以前、緋雨が眠っている少女の夢の中でピエロと対峙し、多少なりともダメージを負わせたと聞いているが、ピエロがそれだけで凶行を止めるとは到底思えない。次は誰を狙う? 一緒に弁当を食べたり、たわいない話をし合う親友か? 明るくて少々騒がしいクラスメートか?

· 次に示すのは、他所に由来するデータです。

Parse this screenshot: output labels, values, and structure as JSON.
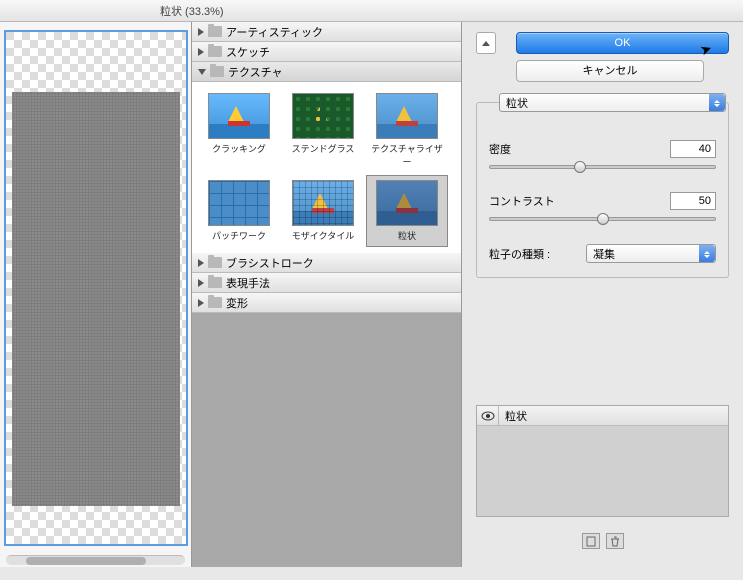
{
  "title": "粒状 (33.3%)",
  "categories": [
    {
      "label": "アーティスティック",
      "open": false
    },
    {
      "label": "スケッチ",
      "open": false
    },
    {
      "label": "テクスチャ",
      "open": true
    },
    {
      "label": "ブラシストローク",
      "open": false
    },
    {
      "label": "表現手法",
      "open": false
    },
    {
      "label": "変形",
      "open": false
    }
  ],
  "thumbs": [
    {
      "label": "クラッキング"
    },
    {
      "label": "ステンドグラス"
    },
    {
      "label": "テクスチャライザー"
    },
    {
      "label": "パッチワーク"
    },
    {
      "label": "モザイクタイル"
    },
    {
      "label": "粒状",
      "selected": true
    }
  ],
  "buttons": {
    "ok": "OK",
    "cancel": "キャンセル"
  },
  "filter_select": "粒状",
  "params": {
    "density": {
      "label": "密度",
      "value": "40",
      "pos": 40
    },
    "contrast": {
      "label": "コントラスト",
      "value": "50",
      "pos": 50
    },
    "type": {
      "label": "粒子の種類 :",
      "value": "凝集"
    }
  },
  "applied": {
    "label": "粒状"
  }
}
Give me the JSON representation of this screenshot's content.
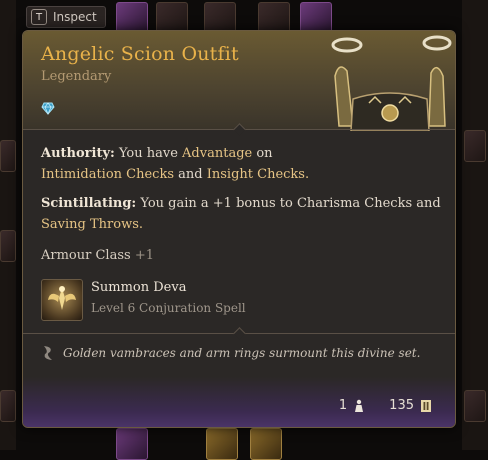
{
  "inspect": {
    "key": "T",
    "label": "Inspect"
  },
  "item": {
    "name": "Angelic Scion Outfit",
    "rarity": "Legendary",
    "colors": {
      "title": "#e9b24a",
      "highlight": "#e6c485",
      "footer": "#4a3468"
    }
  },
  "properties": {
    "authority": {
      "name": "Authority:",
      "pre": "You have",
      "advantage": "Advantage",
      "mid": "on",
      "checks": "Intimidation Checks",
      "and": "and",
      "checks2": "Insight Checks."
    },
    "scintillating": {
      "name": "Scintillating:",
      "text": "You gain a +1 bonus to Charisma Checks and",
      "throws": "Saving Throws."
    },
    "armour_class": {
      "label": "Armour Class",
      "value": "+1"
    }
  },
  "spell": {
    "name": "Summon Deva",
    "subtitle": "Level 6 Conjuration Spell"
  },
  "flavor": "Golden vambraces and arm rings surmount this divine set.",
  "footer": {
    "weight": "1",
    "value": "135"
  },
  "icons": [
    "gem-icon",
    "item-art-icon",
    "spell-icon",
    "quill-icon",
    "weight-icon",
    "coin-icon"
  ]
}
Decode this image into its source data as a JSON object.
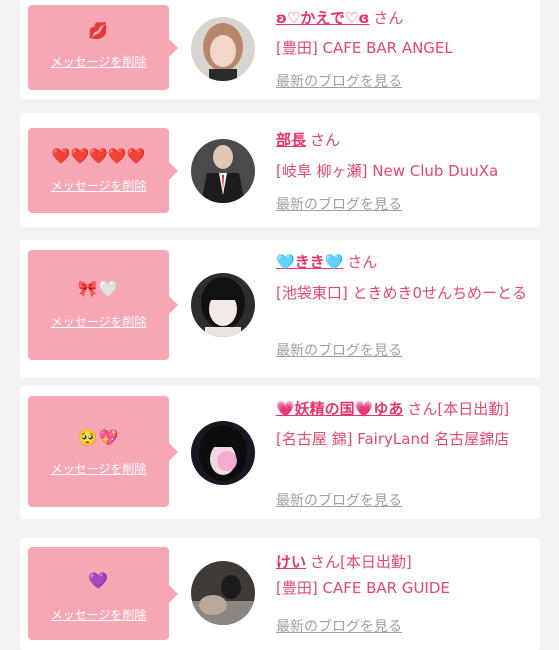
{
  "items": [
    {
      "message": "💋",
      "delete_label": "メッセージを削除",
      "name": "ʚ♡かえで♡ɞ",
      "honorific": "さん",
      "extra": "",
      "shop": "[豊田] CAFE BAR ANGEL",
      "blog_link": "最新のブログを見る",
      "avatar_colors": [
        "#d9d4d0",
        "#6e5a52"
      ]
    },
    {
      "message": "❤️❤️❤️❤️❤️",
      "delete_label": "メッセージを削除",
      "name": "部長",
      "honorific": "さん",
      "extra": "",
      "shop": "[岐阜 柳ヶ瀬] New Club DuuXa",
      "blog_link": "最新のブログを見る",
      "avatar_colors": [
        "#3a3a3c",
        "#1c1c1e"
      ]
    },
    {
      "message": "🎀🤍",
      "delete_label": "メッセージを削除",
      "name": "🩵きき🩵",
      "honorific": "さん",
      "extra": "",
      "shop": "[池袋東口] ときめき0せんちめーとる",
      "blog_link": "最新のブログを見る",
      "avatar_colors": [
        "#2a2f2c",
        "#eae4e2"
      ]
    },
    {
      "message": "🥺💖",
      "delete_label": "メッセージを削除",
      "name": "💗妖精の国💗ゆあ",
      "honorific": "さん",
      "extra": "[本日出勤]",
      "shop": "[名古屋 錦] FairyLand 名古屋錦店",
      "blog_link": "最新のブログを見る",
      "avatar_colors": [
        "#1b1620",
        "#f2a0d0"
      ]
    },
    {
      "message": "💜",
      "delete_label": "メッセージを削除",
      "name": "けい",
      "honorific": "さん",
      "extra": "[本日出勤]",
      "shop": "[豊田] CAFE BAR GUIDE",
      "blog_link": "最新のブログを見る",
      "avatar_colors": [
        "#3d3a37",
        "#8a8682"
      ]
    }
  ]
}
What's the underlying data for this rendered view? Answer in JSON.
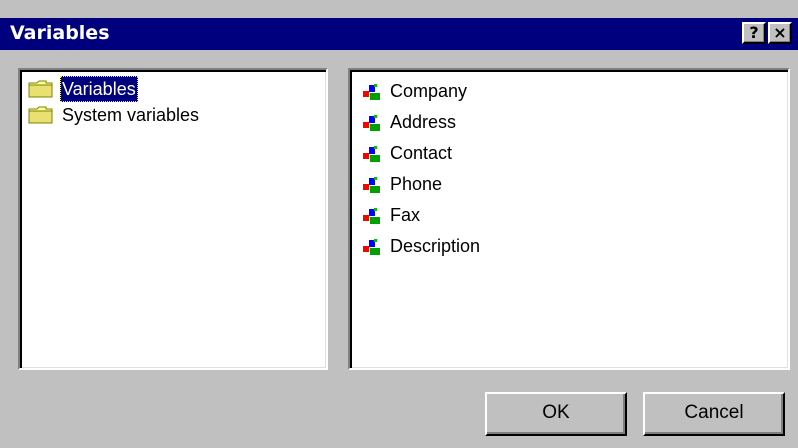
{
  "window": {
    "title": "Variables",
    "help_label": "?",
    "close_label": "×"
  },
  "tree": {
    "items": [
      {
        "label": "Variables",
        "icon": "folder-icon",
        "selected": true
      },
      {
        "label": "System variables",
        "icon": "folder-icon",
        "selected": false
      }
    ]
  },
  "list": {
    "items": [
      {
        "label": "Company",
        "icon": "variable-icon"
      },
      {
        "label": "Address",
        "icon": "variable-icon"
      },
      {
        "label": "Contact",
        "icon": "variable-icon"
      },
      {
        "label": "Phone",
        "icon": "variable-icon"
      },
      {
        "label": "Fax",
        "icon": "variable-icon"
      },
      {
        "label": "Description",
        "icon": "variable-icon"
      }
    ]
  },
  "buttons": {
    "ok_label": "OK",
    "cancel_label": "Cancel"
  },
  "colors": {
    "titlebar": "#00007f",
    "face": "#c0c0c0",
    "selection": "#00007f"
  }
}
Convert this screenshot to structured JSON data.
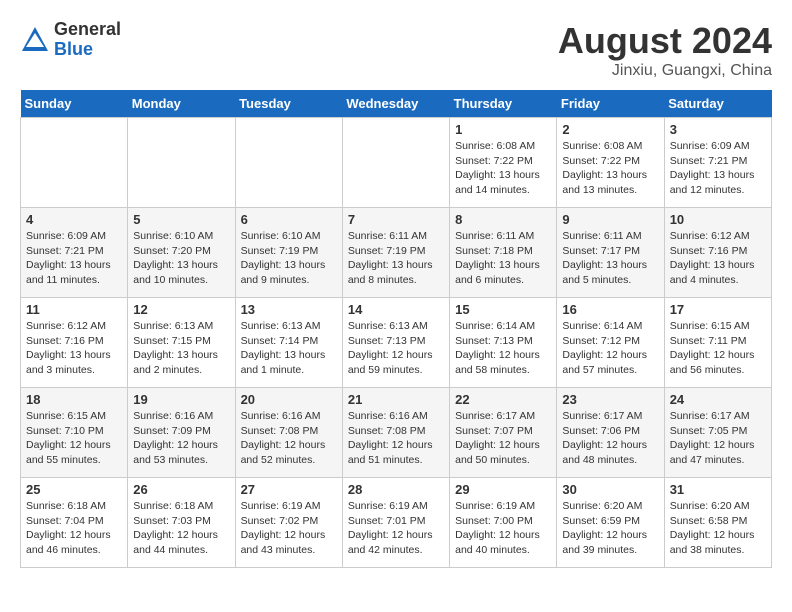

自分だって安全だとは言い切れない。小さな相棒は、果たして夢の中にまで入り込めるのだろうか。
「ただいま……」
「リュウさんお帰りなさーい」
帰宅すると、笑顔のアルバに出迎えられた。誰かしら家族がいる時は龍の部屋で待っているが、誰もいない時は必ず玄関までやって来る。
「リュウさん? あんまり元気ないですか?」
「ん? いや……別に」
「そうですか? ならいいんですけれど。あ、こちらは特に収穫なしです」
「そうか」
自室に戻ると、龍は溜め息を吐き、ベッドに腰を下ろした。
「リュウさん?」
「中高生の突然死の噂が徐々に広まりつつある。まだピエロまでは知られていないみたいだが」
「それだけ多くの方が命を落としているって事ですかね」
龍はもう一度溜め息を吐いた。「俺さ、正直凄ぇ怖い」
アルバは龍の隣にそっと腰を下ろした。
「アルバはさ、俺の夢の中に入り込めるか?」
「ええ。もしもの事があったらすぐに。だから夜は外に出ないんですよ」
「そっか。でも、日中より夜の方が情報が集めやすいんじゃないか? 幽霊って夜や暗い中の方が活発そうだし。俺に気を遣わないで、夜に活動しても構わないぞ」
「あら、幽霊によりますよ。日中だろうが明るかろうが活発な方は活発です。夜はヒサメさんが動いてくれているみたいですから、任せてます。それに……」アルバは透き通るような碧い目で、龍をじっと見つめた。「情報収集よりも、リュウさんの命をお守りする方がずっと大切ですから」
「ん……サンキュ」
「どういたしまして」
龍は微笑むと、アルバの頭を軽く撫でた。
「自分以上に友達が心配だ。理人だけでもショックだっていうのにさ、田中と村瀬にまで何かあったら……って考えると、気が滅入る」
「リュウさん……」アルバは何か考え始めたようだったが、やがてパッと立ち上がった。「気分転換に、今からちょっとお散歩しましょ!」
「今から?」
「はい。〈きくちパン〉辺りまで」
「俺が帰って来る時はまだ開いてたけど、もう五時近いから、そろそろ売り切れて閉まるかもしれないぞ……ていうか、お前がパンを食べたくなっただけだろ」
「あ、バレましたぁ?」
アルバがだらしなく笑うと、龍もつられて笑った。少しずつ気分が浮上してきている。
「んじゃ、ちょっくら行くか」
「はーい」
アルバに手を引かれ、龍は自宅を後にした。